2月25日(日)に済生会宇都宮病院南館みやのわホールにおいて、ドキュメンタリー映画『この手に希望を~ME/CFSの真実~』(監督;有原誠治)の上映会を開催致しました。上野通子参議院議員の秘書の方、栃木県議会議員2名、宇都宮市議会議員2名、行政の方13名、医療関係者7名、福祉関係者14名を含む、100名近い方がお越し下さいました。

患者である当会の岡本寿美子理事が司会を務め、まず船田元衆議院議員と上野通子参議院議員からのメッセージを紹介させて頂きました。「この手に希望を」の上映後に少し休憩を取り、篠原理事長が、発症した時の様子や患者会発足の経緯、日本医師会や日本神経学会代表理事から理解を得ていること、未だにメンタルの病気として扱われている現状、患者会の働きかけで神経内科の先生による本格的研究が開始されていることなどを説明し、この映画を通して病気の正しい認知と神経難病としての研究促進を訴えたいと話しました。

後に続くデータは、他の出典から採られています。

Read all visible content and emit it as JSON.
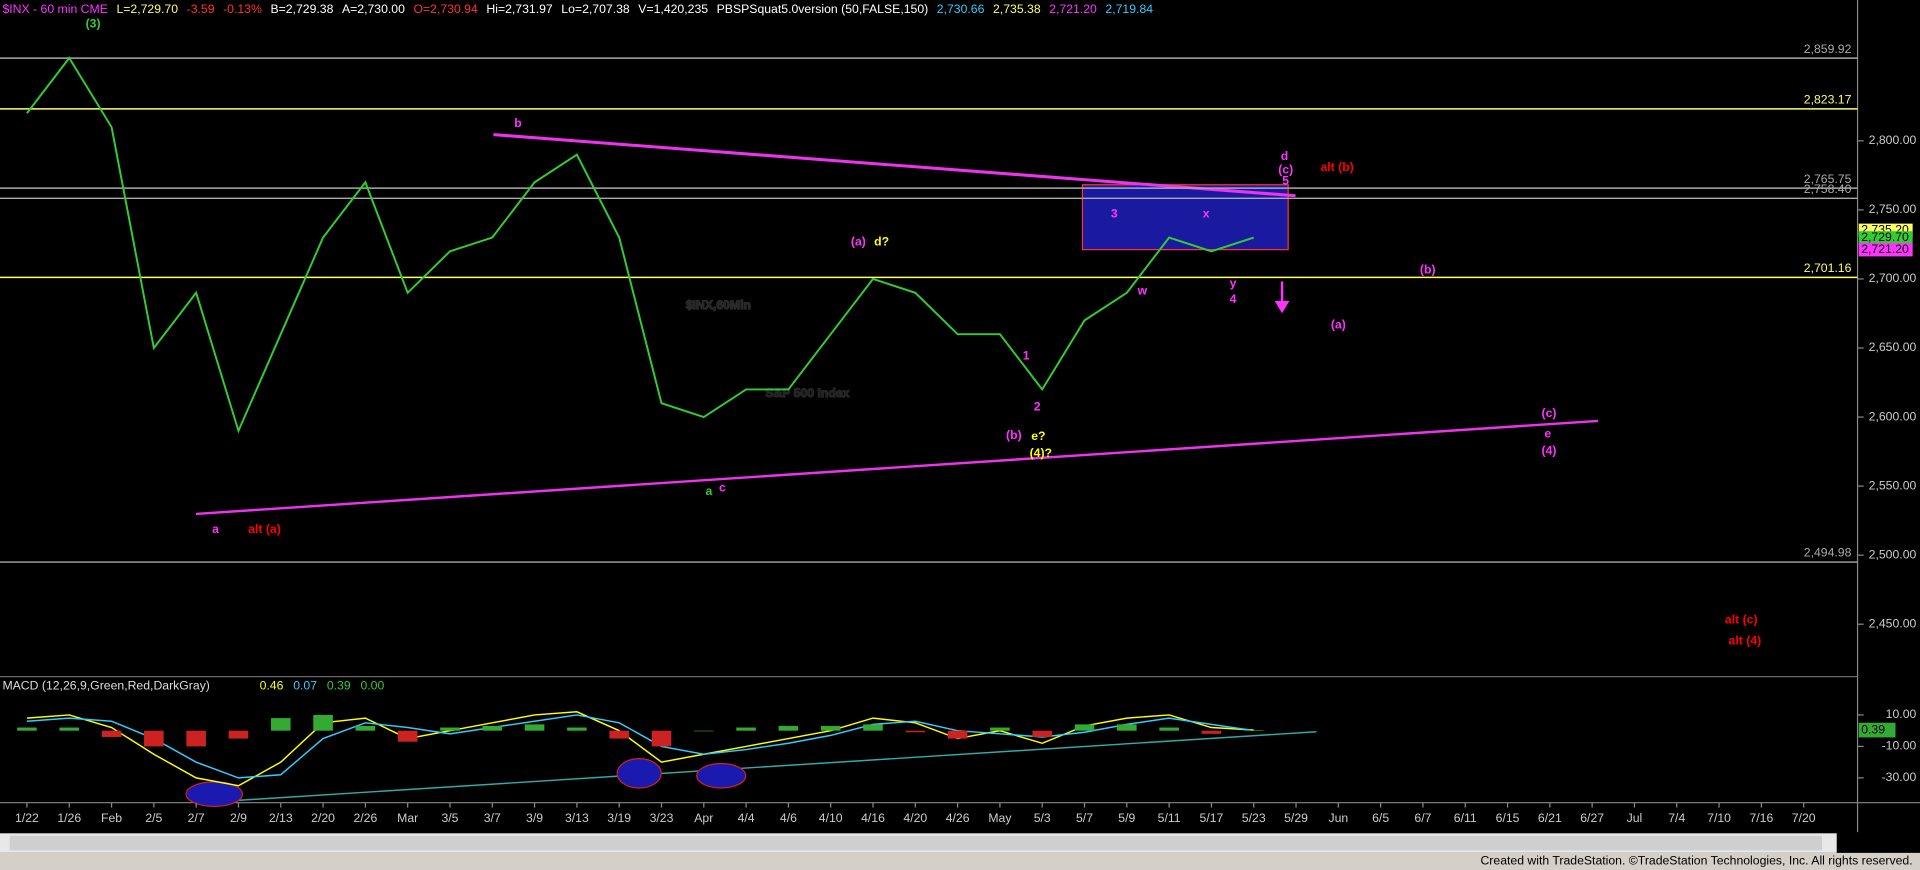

医療ソーシャルワーカー(MSW)の荻津守さんより、診断がつかない=どこにも異常がなく健康であるのではなく、病気ではないと言われて困っている方の相談にのるのもMSWの仕事であること、患者は制度の谷間で身体障害者手帳を取得できず、仕事を辞めざるを得なくなって経済的な基盤を失うこと、リハビリで回復する病気ではないし、周囲の無理解等で孤立することは人間的に大きな苦しみであること、身体障害者手帳の申請をする際には「無理をすれば1kmの距離は歩行できるが、そのために症状が悪化したり、又は疲労、疼痛等のために翌日は休業しなければならないようなものは1km歩行可能者とはいえない」とされていることがME/CFS患者に適応されること、平成24年に年金機構より通達がでておりME/CFSは障害年金の対象であること、あるべき姿と現実の姿がずれていれば近づけるのがMSWの仕事であることなどをお話し頂きました。

「ペースメーカーを入れているが電磁波のことを理解されず、メンタルの病気のように扱われた」「映画のタイトルに希望という言葉が入っているが、どのようにしてタイトルを決めたのか」「関節リウマチも心身症の一種と言われた時代があった」「ウイルス感染後に発症するのであれば、何か前兆があったのか」等の意見や感想を頂きました。終了後に宇都宮市の障がい福祉課の方より「これほど深刻な病気だとは理解していなかった」と言って頂き、映画の訴える力を実感して帰路に着きました。